CIRM Board launches a new voyage of Discovery (Kevin McCormack).
Basic or early stage research is the Rodney Dangerfield of science; it rarely gets the respect it deserves. Yesterday, the CIRM governing Board showed that it not only respects this research, but also values its role in laying the foundation for everything that follows.
The CIRM Board approved 11 projects, investing more than $20.5 million in our Discovery Quest, early stage research program. Those include programs using gene editing techniques to develop a cure for a rare but fatal childhood disease, finding a new approach to slowing down the progress of Parkinson’s disease, and developing a treatment for the Zika virus.
The goal of the Discovery Quest program is to identify and explore promising new stem cell therapies or technologies to improve patient care.
In a news release Randy Mills, CIRM’s President & CEO, said we hope this program will create a pipeline of projects that will ultimately lead to clinical trials:
“At CIRM we never underestimate the importance of early stage scientific research; it is the birth place of groundbreaking discoveries. We hope these Quest awards will not only help these incredibly creative researchers deepen our understanding of several different diseases, but also lead to new approaches on how best to use stem cells to develop treatments.”
Creating the world’s largest stem cell bank for sickle cell disease (Karen Ring).
People typically visit the bank to deposit or take out cash, but with advancements in scientific research, people could soon be visiting banks to receive life-saving stem cell treatments. One of these banks is already in the works. Scientists at the Center for Regenerative Medicine (CReM) at Boston Medical Center are attempting to generate the world’s largest stem cell bank focused specifically on sickle cell disease (SCD), a rare genetic blood disorder that causes red blood cells to take on an abnormal shape and can cause intense pain and severe organ damage in patients.
To set up their bank, the team is collecting blood samples from SCD patients with diverse ethnic backgrounds and making induced pluripotent stem cells (iPSCs) from these samples. These patient stem cell lines will be used to unravel new clues into why this disease occurs and to develop new potential treatments for SCD. More details about this new SCD iPSC bank can be found in the latest edition of the journal Stem Cell Reports.
In a news release, CReM co-founder and Professor, Gustavo Mostoslavsky, touched on the future importance of their new stem cell bank:
“In addition to the library, we’ve designed and are using gene editing tools to correct the sickle hemoglobin mutation using the stem cell lines. When coupled with corrected sickle cell disease specific iPSCs, these tools could one day provide a functional cure for the disorder.”
For researchers interested in using these new stem cell lines, CReM is making them available to researchers around the world as part of the NIH’s NextGen Consortium study.
DNA deep dive reveals ways to increase iPSC efficiency (Todd Dubnicoff)
Though the induced pluripotent stem (iPS) cell technique was first described ten years ago, many researchers continue to poke, prod and tinker with the method which reprograms an adult cell, often from skin, into an embryonic stem cell-like state which can specialize into any cell type in the body. Though this breakthrough in stem cell research is helping scientists better understand human disease and develop patient-specific therapies, the technique is hampered by its low efficiency and consistency.

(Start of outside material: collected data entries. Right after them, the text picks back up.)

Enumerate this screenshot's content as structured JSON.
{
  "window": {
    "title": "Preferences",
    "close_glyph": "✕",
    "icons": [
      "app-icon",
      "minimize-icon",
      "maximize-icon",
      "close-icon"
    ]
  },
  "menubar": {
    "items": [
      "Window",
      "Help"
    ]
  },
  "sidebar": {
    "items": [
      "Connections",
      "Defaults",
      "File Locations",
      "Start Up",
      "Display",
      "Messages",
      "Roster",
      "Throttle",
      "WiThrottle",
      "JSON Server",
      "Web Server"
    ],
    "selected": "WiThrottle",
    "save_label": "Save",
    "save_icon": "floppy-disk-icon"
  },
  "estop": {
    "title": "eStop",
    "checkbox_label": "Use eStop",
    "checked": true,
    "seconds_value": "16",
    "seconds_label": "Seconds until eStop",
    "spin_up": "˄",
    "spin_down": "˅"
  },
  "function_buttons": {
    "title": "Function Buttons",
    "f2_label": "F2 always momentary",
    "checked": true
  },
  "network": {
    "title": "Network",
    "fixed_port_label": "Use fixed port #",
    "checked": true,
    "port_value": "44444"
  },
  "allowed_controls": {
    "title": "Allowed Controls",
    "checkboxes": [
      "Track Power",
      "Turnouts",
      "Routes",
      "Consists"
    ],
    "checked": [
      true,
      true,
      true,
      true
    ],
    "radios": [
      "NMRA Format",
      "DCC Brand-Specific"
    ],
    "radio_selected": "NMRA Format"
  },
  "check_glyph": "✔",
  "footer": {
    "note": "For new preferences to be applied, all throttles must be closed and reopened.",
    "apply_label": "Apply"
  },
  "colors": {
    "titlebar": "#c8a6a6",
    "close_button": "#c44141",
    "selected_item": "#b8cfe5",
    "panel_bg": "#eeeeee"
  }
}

This week, a CIRM-funded study from UCLA reports new insights into the molecular changes that occur during reprogramming that may help pave the way toward better iPS cell methods. The study, published in Cell, examined the changes in DNA during the reprogramming process.
In a skin cell, the genes necessary for embryonic stem cell-like, or pluripotent, characteristics are all turned off. One way this shut down in gene activity occurs is through tight coiling of the DNA where the pluripotent genes are located. This physically blocks proteins called transcriptions factors from binding the DNA and activating those pluripotent genes within skin cells. On the other hand, regions of DNA carrying skin-related genes are loosely coiled, so that transcription factors can access the DNA and turn on those genes.
The iPS cell technique works by artificially adding four pluripotent transcriptions factors into skin cells which leads to changes in DNA coiling such that skin-specific genes are turned off and pluripotent genes are turned on. The UCLA team carefully mapped the areas where the transcription factors are binding to DNA during the reprogramming process. They found that the shut down of the skin genes and activation of the pluripotent genes occurs at the same time. The team also found that three of the four iPS cell factors must physically interact with each other to locate and activate the areas of DNA that are responsible for reprogramming.
Using the findings from those experiments, the team was able to identify a fifth transcription factor that helps shut down the skin-specific gene more effectively and, in turn, saw a hundred-fold increase in reprogramming efficiency. These results promise to help the researchers fine-tune the iPS cell technique and make its clinical use more practical.